Il grido di un neonato, sopravvissuto ad un aborto salino, desta la coscienza della madre.

Il bimbo sarà destinato a vivere per pochi minuti. Il tempo sufficiente per salvare un’altra vita: quella della donna che lo portava in grembo.

E’ l’incredibile vicenda riportata nell’articolo di Stephanie Gray Connors pubblicato il 16 ottobre su LifeSiteNews, che riportiamo di seguito nella traduzione di Wanda Massa.

 

Neonato

 

“Uccidete il mio bambino”, disse alle infermiere… finché non sentì il suo bambino piangere

 

16 ottobre 2020 (L’amore scatena la vita) – Quando qualcuno piange, come rispondono le persone compassionevoli? Le grida di un altro tipicamente suscitano una reazione da parte dell’ascoltatore per confortare e consolare coloro le cui lacrime esprimono ciò che le parole non possono esprimere.

Una volta ho incontrato un’infermiera specializzata in travaglio e parto che mi ha raccontato una storia particolarmente traumatica sull’aborto.* Una paziente si è presentata all’ospedale in cui l’infermiera lavorava. La paziente era in travaglio a 25 settimane di gravidanza (la gestazione di solito dura 40 settimane). All’inizio di quel giorno, si era recata in una clinica per l’aborto tardivo, dove aveva eseguito la fase 1 di una procedura in più fasi per indurre la morte del suo bambino nel proprio grembo. Il cloruro di potassio (KCL) era stato inserito nel cuore del bambino per provocargli un attacco di cuore. Poi, nei giorni successivi, i medici sarebbero entrati e avrebbero estratto le parti del corpo del bambino pezzo per pezzo.

Poiché il travaglio era iniziato inaspettatamente, la donna andò in un ospedale, ma era un ospedale che non pratica aborti. Quando la donna disse al personale medico quello che aveva passato prima, disse loro: “Sono venuta per un aborto. Voglio abortire. Non voglio questo bambino. Voglio abortire adesso“.

I medici e le infermiere si sono riuniti. Ascoltarono un battito cardiaco e, inaspettatamente, la KCL non aveva fermato il cuore del bambino. Discussero sulla situazione e decisero che avevano la responsabilità di rianimare il bambino se ne fosse uscito vivo.

La donna disse: “Non lo voglio. Voglio un aborto. Uccidete il mio bambino!“.
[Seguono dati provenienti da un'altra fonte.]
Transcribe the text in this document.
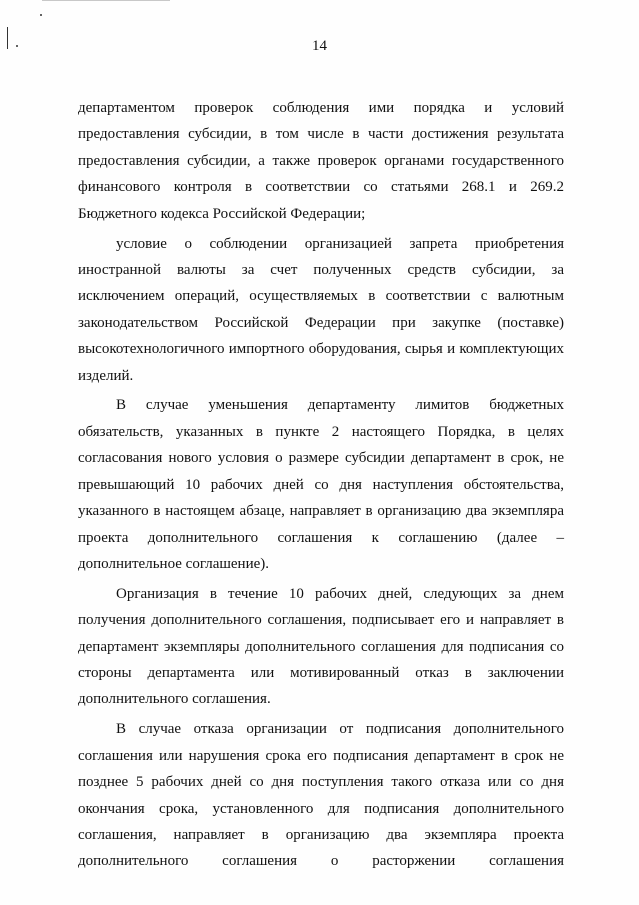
14

департаментом проверок соблюдения ими порядка и условий предоставления субсидии, в том числе в части достижения результата предоставления субсидии, а также проверок органами государственного финансового контроля в соответствии со статьями 268.1 и 269.2 Бюджетного кодекса Российской Федерации;

условие о соблюдении организацией запрета приобретения иностранной валюты за счет полученных средств субсидии, за исключением операций, осуществляемых в соответствии с валютным законодательством Российской Федерации при закупке (поставке) высокотехнологичного импортного оборудования, сырья и комплектующих изделий.

В случае уменьшения департаменту лимитов бюджетных обязательств, указанных в пункте 2 настоящего Порядка, в целях согласования нового условия о размере субсидии департамент в срок, не превышающий 10 рабочих дней со дня наступления обстоятельства, указанного в настоящем абзаце, направляет в организацию два экземпляра проекта дополнительного соглашения к соглашению (далее – дополнительное соглашение).

Организация в течение 10 рабочих дней, следующих за днем получения дополнительного соглашения, подписывает его и направляет в департамент экземпляры дополнительного соглашения для подписания со стороны департамента или мотивированный отказ в заключении дополнительного соглашения.

В случае отказа организации от подписания дополнительного соглашения или нарушения срока его подписания департамент в срок не позднее 5 рабочих дней со дня поступления такого отказа или со дня окончания срока, установленного для подписания дополнительного соглашения, направляет в организацию два экземпляра проекта дополнительного соглашения о расторжении соглашения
L’équipe medica ha detto di no; se il bambino usciva con un battito cardiaco, avrebbero tentato la rianimazione. La donna continuò il travaglio. E quando il bambino è nato, il neonato ha pianto. Sentendo le grida del bambino, la madre gridò: “Salvate il mio bambino!

Sentire il bambino scalciare non aveva ammorbidito il suo cuore duro. Sentire il battito del cuore non aveva ammorbidito il suo cuore duro. Ma l’udire le grida della sua stessa carne e del suo sangue aveva tirato fuori dal suo interno la risposta istintiva e materna per alleviare la sofferenza dei più vulnerabili in mezzo a lei.
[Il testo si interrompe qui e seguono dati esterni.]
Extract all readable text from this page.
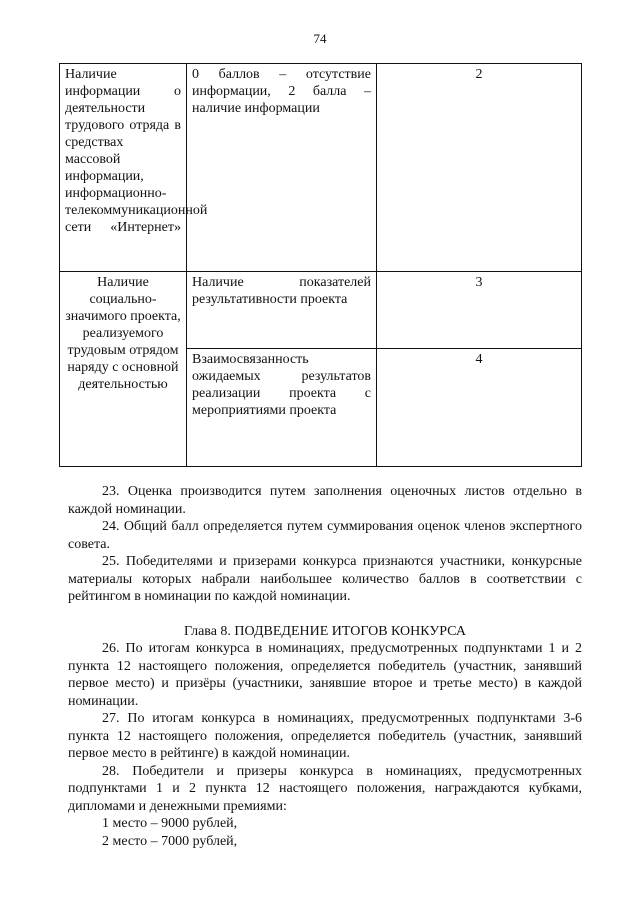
74
Наличие информации о деятельности трудового отряда в средствах массовой информации, информационно-телекоммуникационной сети «Интернет»	0 баллов – отсутствие информации, 2 балла – наличие информации	2
Наличие социально-значимого проекта, реализуемого трудовым отрядом наряду с основной деятельностью	Наличие показателей результативности проекта	3
	Взаимосвязанность ожидаемых результатов реализации проекта с мероприятиями проекта	4

23. Оценка производится путем заполнения оценочных листов отдельно в каждой номинации.

24. Общий балл определяется путем суммирования оценок членов экспертного совета.

25. Победителями и призерами конкурса признаются участники, конкурсные материалы которых набрали наибольшее количество баллов в соответствии с рейтингом в номинации по каждой номинации.

Глава 8. ПОДВЕДЕНИЕ ИТОГОВ КОНКУРСА

26. По итогам конкурса в номинациях, предусмотренных подпунктами 1 и 2 пункта 12 настоящего положения, определяется победитель (участник, занявший первое место) и призёры (участники, занявшие второе и третье место) в каждой номинации.

27. По итогам конкурса в номинациях, предусмотренных подпунктами 3-6 пункта 12 настоящего положения, определяется победитель (участник, занявший первое место в рейтинге) в каждой номинации.

28. Победители и призеры конкурса в номинациях, предусмотренных подпунктами 1 и 2 пункта 12 настоящего положения, награждаются кубками, дипломами и денежными премиями:

1 место – 9000 рублей,

2 место – 7000 рублей,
Purtroppo la scelta che la donna aveva fatto prima aveva avuto una conseguenza permanente: La rianimazione non ha funzionato e il bambino è morto.

Qui c’è una lezione importante, e questa è la forza di un grido. Per i bambini prenati, invece, le loro grida sono silenziose. Non possiamo sentire, a livello uditivo, la loro richiesta di aiuto. Ma noi che sappiamo che esistono, noi che sappiamo che la loro stessa vita è in pericolo a causa dell’aborto legalizzato, abbiamo la responsabilità di alzare la voce al loro posto, di fare un appello alle coscienze degli altri affinché li aiutino – non facciano loro del male.

 

* Questa storia è stata raccontata da Stephanie alla Marcia per la Vita a Victoria, a.C., nel maggio 2019.